Deci-AI / super-gradients

Easily train or fine-tune SOTA computer vision models with one open source training library. The home of Yolo-NAS.
https://www.supergradients.com
Apache License 2.0
4.58k stars 509 forks source link

python TFlite or onnx inference script #911

Closed ajithvcoder closed 1 year ago

ajithvcoder commented 1 year ago

Is your feature request related to a problem?

No. i am able to convert .pth to tflite models i need a starter script which can be used for tflite inference

Describe the solution you'd like

A standalone python inference script

Describe alternatives you've considered

if you have onnx inference script also it would be helpful

dagshub[bot] commented 1 year ago

Join the discussion on DagsHub!

avideci commented 1 year ago

Hi @ajithvallabai, Infery - Deci's runtime inference engine for Python - is capable of performing inference using few lines of code, in any framework.

The official examples are at https://github.com/Deci-AI/infery-examples.

Your can find the TFlite example here:

Basic Examples (Copy-Paste scripts)

Advanced Examples

Application Examples

Custom Hardware Examples


ajithvcoder commented 1 year ago

hi @avideci , Thanks for the suggestion i was able get predictions using infery(), could you give me any reference for postprocessing step for below script. I know that i can use model.predict() and get the output bboxes etc.. but i want to go by this method because i need to write postprocessing for tflite, onnx model While using below method i get raw_predictions[0][0] and raw_predictions[0][1] of shapes (1,8400,4),(1,8400,80) how to do postprocessing for this ? should i use YoloPostPredictionCallback() if so how to use it, for below case i am getting error

import requests
from PIL import Image
from io import BytesIO
import numpy as np

# Get PIL image
image = Image.open("./img.jpg")

import torchvision.transforms as transforms
import torch

preprocess = transforms.Compose([
    transforms.Resize([640, 640]),
    transforms.PILToTensor()
])

# Run preprocess on image. unsqueeze for [Batch x Channels x Width x Height] format
transformed_image = preprocess(image).float().unsqueeze(0)
# print(transformed_image)
transformed_image

from super_gradients.training import models
from super_gradients.common.object_names import Models

# Get pretrained model from super-gradients repository.
model = models.get(Models.YOLO_NAS_S, pretrained_weights="coco", num_classes=80)

model.eval()

# Predict using SG model
with torch.no_grad():
  raw_predictions = model(transformed_image)
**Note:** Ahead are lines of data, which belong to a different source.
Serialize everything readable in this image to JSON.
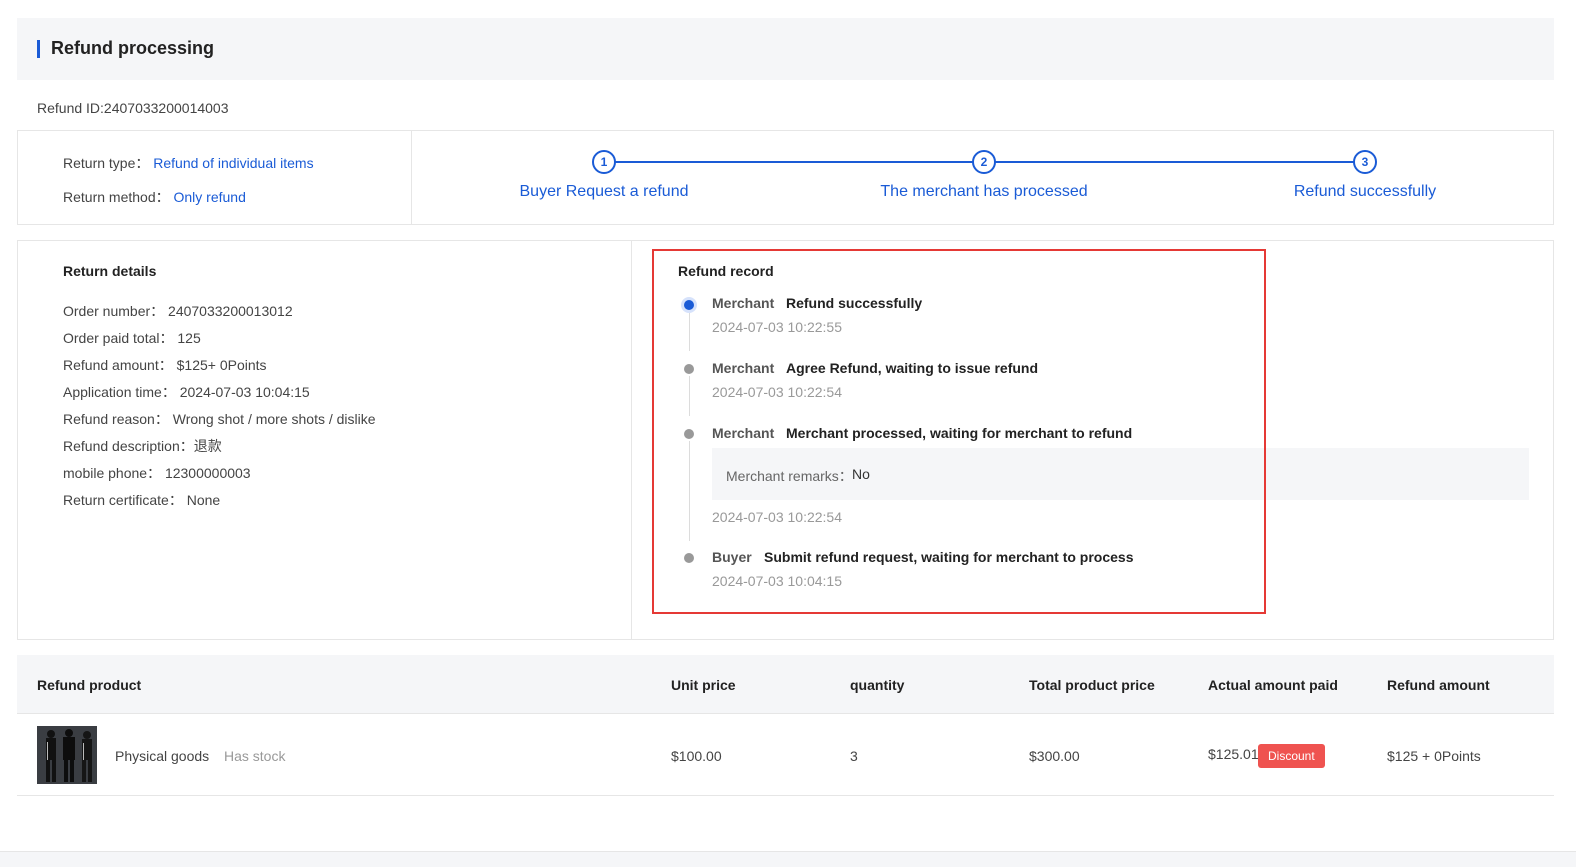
{
  "header": {
    "title": "Refund processing"
  },
  "refund_id": "Refund ID:2407033200014003",
  "info": {
    "return_type_label": "Return type：",
    "return_type_value": "Refund of individual items",
    "return_method_label": "Return method：",
    "return_method_value": "Only refund"
  },
  "steps": [
    {
      "number": "1",
      "label": "Buyer Request a refund"
    },
    {
      "number": "2",
      "label": "The merchant has processed"
    },
    {
      "number": "3",
      "label": "Refund successfully"
    }
  ],
  "return_details": {
    "title": "Return details",
    "lines": [
      "Order number： 2407033200013012",
      "Order paid total： 125",
      "Refund amount： $125+ 0Points",
      "Application time： 2024-07-03 10:04:15",
      "Refund reason： Wrong shot / more shots / dislike",
      "Refund description：退款",
      "mobile phone： 12300000003",
      "Return certificate： None"
    ]
  },
  "refund_record": {
    "title": "Refund record",
    "entries": [
      {
        "actor": "Merchant",
        "action": "Refund successfully",
        "time": "2024-07-03 10:22:55"
      },
      {
        "actor": "Merchant",
        "action": "Agree Refund, waiting to issue refund",
        "time": "2024-07-03 10:22:54"
      },
      {
        "actor": "Merchant",
        "action": "Merchant processed, waiting for merchant to refund",
        "time": "2024-07-03 10:22:54",
        "remarks_label": "Merchant remarks：",
        "remarks_value": "No"
      },
      {
        "actor": "Buyer",
        "action": "Submit refund request, waiting for merchant to process",
        "time": "2024-07-03 10:04:15"
      }
    ]
  },
  "table": {
    "headers": [
      "Refund product",
      "Unit price",
      "quantity",
      "Total product price",
      "Actual amount paid",
      "Refund amount"
    ],
    "row": {
      "product_name": "Physical goods",
      "stock_status": "Has stock",
      "unit_price": "$100.00",
      "quantity": "3",
      "total_price": "$300.00",
      "actual_paid": "$125.01",
      "discount_badge": "Discount",
      "refund_amount": "$125 + 0Points"
    }
  },
  "colors": {
    "accent": "#1a5bd6",
    "highlight": "#e53935",
    "badge": "#ef5350"
  }
}
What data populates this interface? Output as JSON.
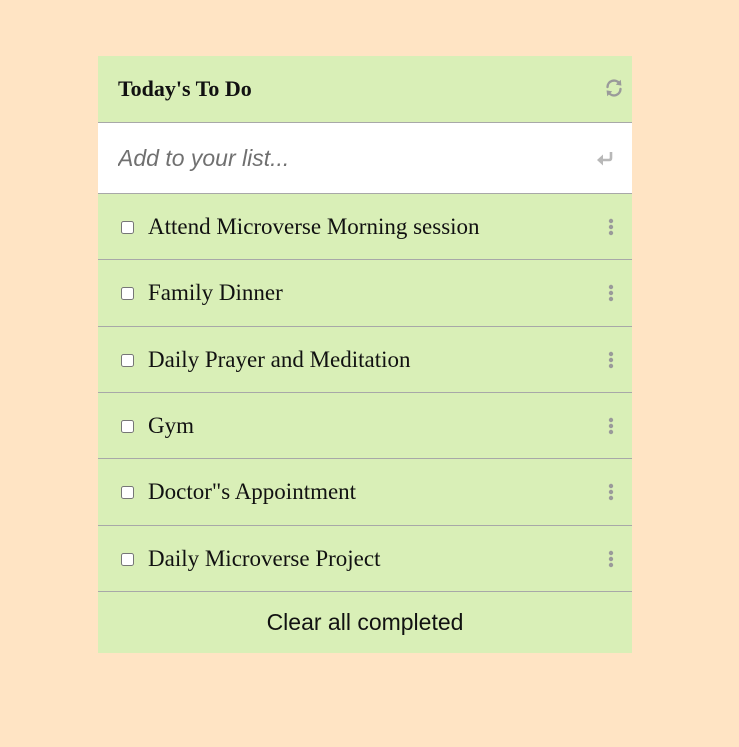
{
  "header": {
    "title": "Today's To Do",
    "refresh_icon": "refresh-icon"
  },
  "add": {
    "placeholder": "Add to your list...",
    "value": "",
    "submit_icon": "enter-icon"
  },
  "items": [
    {
      "label": "Attend Microverse Morning session",
      "completed": false
    },
    {
      "label": "Family Dinner",
      "completed": false
    },
    {
      "label": "Daily Prayer and Meditation",
      "completed": false
    },
    {
      "label": "Gym",
      "completed": false
    },
    {
      "label": "Doctor\"s Appointment",
      "completed": false
    },
    {
      "label": "Daily Microverse Project",
      "completed": false
    }
  ],
  "footer": {
    "clear_label": "Clear all completed"
  },
  "colors": {
    "page_background": "#ffe4c4",
    "card_background": "#d9efb7",
    "divider": "#a8a8a8",
    "icon": "#9a9a9a"
  }
}
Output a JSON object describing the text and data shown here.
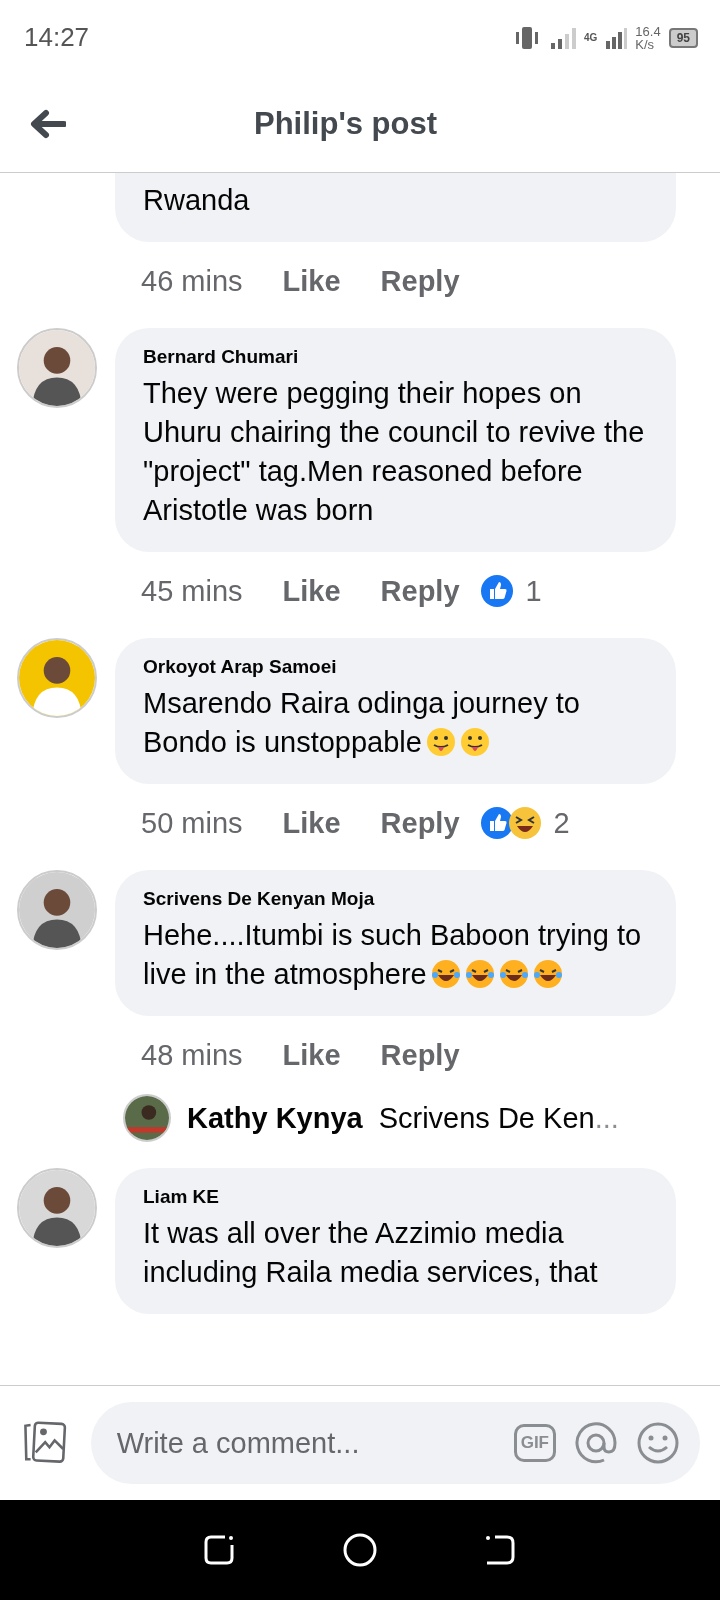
{
  "status_bar": {
    "time": "14:27",
    "network": "4G",
    "speed": "16.4",
    "speed_unit": "K/s",
    "battery": "95"
  },
  "header": {
    "title": "Philip's post"
  },
  "comments": [
    {
      "text": "Rwanda",
      "time": "46 mins",
      "like": "Like",
      "reply": "Reply"
    },
    {
      "author": "Bernard Chumari",
      "text": "They were pegging their hopes on Uhuru chairing the council to revive the \"project\" tag.Men reasoned before Aristotle was born",
      "time": "45 mins",
      "like": "Like",
      "reply": "Reply",
      "reactions": [
        {
          "kind": "like"
        }
      ],
      "reaction_count": "1"
    },
    {
      "author": "Orkoyot Arap Samoei",
      "text": "Msarendo Raira odinga journey to Bondo is unstoppable",
      "emojis": [
        {
          "kind": "tongue"
        },
        {
          "kind": "tongue"
        }
      ],
      "time": "50 mins",
      "like": "Like",
      "reply": "Reply",
      "reactions": [
        {
          "kind": "like"
        },
        {
          "kind": "haha"
        }
      ],
      "reaction_count": "2"
    },
    {
      "author": "Scrivens De Kenyan Moja",
      "text": "Hehe....Itumbi is such Baboon trying to live in the atmosphere",
      "emojis": [
        {
          "kind": "tears"
        },
        {
          "kind": "tears"
        },
        {
          "kind": "tears"
        },
        {
          "kind": "tears"
        }
      ],
      "time": "48 mins",
      "like": "Like",
      "reply": "Reply",
      "reply_preview": {
        "author": "Kathy Kynya",
        "text": "Scrivens De Ken",
        "ellipsis": "..."
      }
    },
    {
      "author": "Liam KE",
      "text": "It was all over the Azzimio media including Raila media services, that"
    }
  ],
  "composer": {
    "placeholder": "Write a comment...",
    "gif": "GIF"
  }
}
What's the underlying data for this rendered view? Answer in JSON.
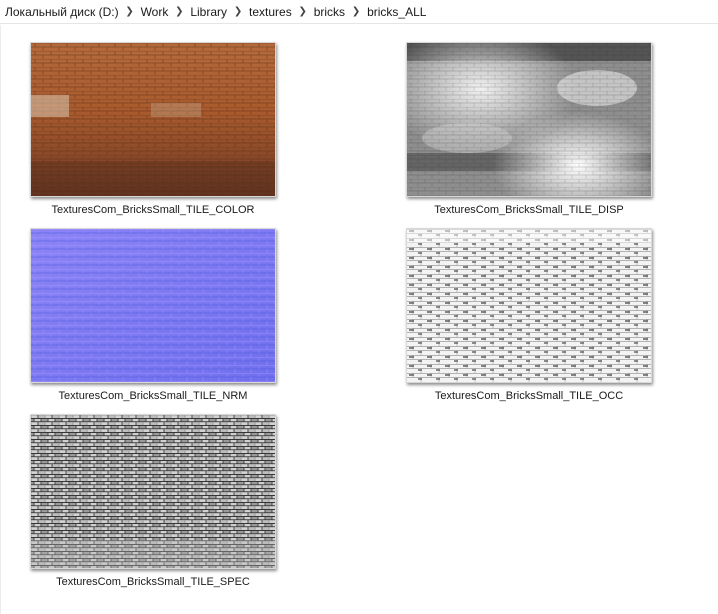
{
  "breadcrumb": {
    "items": [
      {
        "label": "Локальный диск (D:)"
      },
      {
        "label": "Work"
      },
      {
        "label": "Library"
      },
      {
        "label": "textures"
      },
      {
        "label": "bricks"
      },
      {
        "label": "bricks_ALL"
      }
    ]
  },
  "files": [
    {
      "name": "TexturesCom_BricksSmall_TILE_COLOR",
      "thumbnail": "red-brick-wall-color-map"
    },
    {
      "name": "TexturesCom_BricksSmall_TILE_DISP",
      "thumbnail": "grayscale-displacement-map"
    },
    {
      "name": "TexturesCom_BricksSmall_TILE_NRM",
      "thumbnail": "blue-purple-normal-map"
    },
    {
      "name": "TexturesCom_BricksSmall_TILE_OCC",
      "thumbnail": "white-ambient-occlusion-map"
    },
    {
      "name": "TexturesCom_BricksSmall_TILE_SPEC",
      "thumbnail": "gray-specular-map"
    }
  ],
  "colors": {
    "brick": "#a8582e",
    "normal": "#7b78f2",
    "disp": "#9a9a9a",
    "occ": "#f2f2f2",
    "spec": "#8a8a8a"
  }
}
print(raw_predictions[0][0].shape)
print(raw_predictions[0][1].shape)
print(raw_predictions)

from super_gradients.training.models.detection_models.yolo_base import YoloPostPredictionCallback
predictions = YoloPostPredictionCallback(conf=0.1, iou=0.4)(raw_predictions)[0].numpy()

error:

File "~/yolo_pretrained_model_predict.py", line 40, in <module>
    predictions = YoloPostPredictionCallback(conf=0.1, iou=0.4)(raw_predictions)[0].numpy()
  File "/home/mcw/anaconda3/envs/yolo_nas/lib/python3.9/site-packages/torch/nn/modules/module.py", line 1130, in _call_impl
    return forward_call(*input, **kwargs)
  File "~/site-packages/super_gradients/training/models/detection_models/yolo_base.py", line 96, in forward
    nms_result = non_max_suppression(x[0], conf_thres=self.conf, iou_thres=self.iou, with_confidence=self.with_confidence)
  File "~/site-packages/super_gradients/training/utils/detection_utils.py", line 249, in non_max_suppression
    candidates_above_thres = prediction[..., 4] > conf_thres  # filter by confidence
TypeError: tuple indices must be integers or slices, not tuple
NatanBagrov commented 1 year ago

Hi, @ajithvallabai ,

I'll first elaborate on the shapes you get, then discuss on how to run e2e procedure. Given 2 tensors of shapes (1, 8400, 4), (1, 8400, 80), these tensors correspond to the box coords (4), and classes probability (80 classes). The number 8400, is actually a sum of 3 different grid resolutions (640/8, 640/16, 640/32), where each grid gives a prediction, that is: 640/8 ^ 2 + 640/16 ^ 2 + 640/32 ^ 2 = 8400. Hope that makes sense.

The suggested way to do end-to-end predictions is by using: model.predict(...) method. Please read more in the quickstart.

Let me know if that helps!

ajithvcoder commented 1 year ago

thanks for the explanation

mazatov commented 1 year ago

@ajithvallabai , @NatanBagrov , I was following the colab notebook provided and ran into the same error in the last cell.

https://colab.research.google.com/drive/1y3WizmNlta6J6BWm46ZfFw1fqpFBSyYM?usp=sharing#scrollTo=Bgn2r7ycaIML

Is YoloPostPredictionCallback not to be used anymore?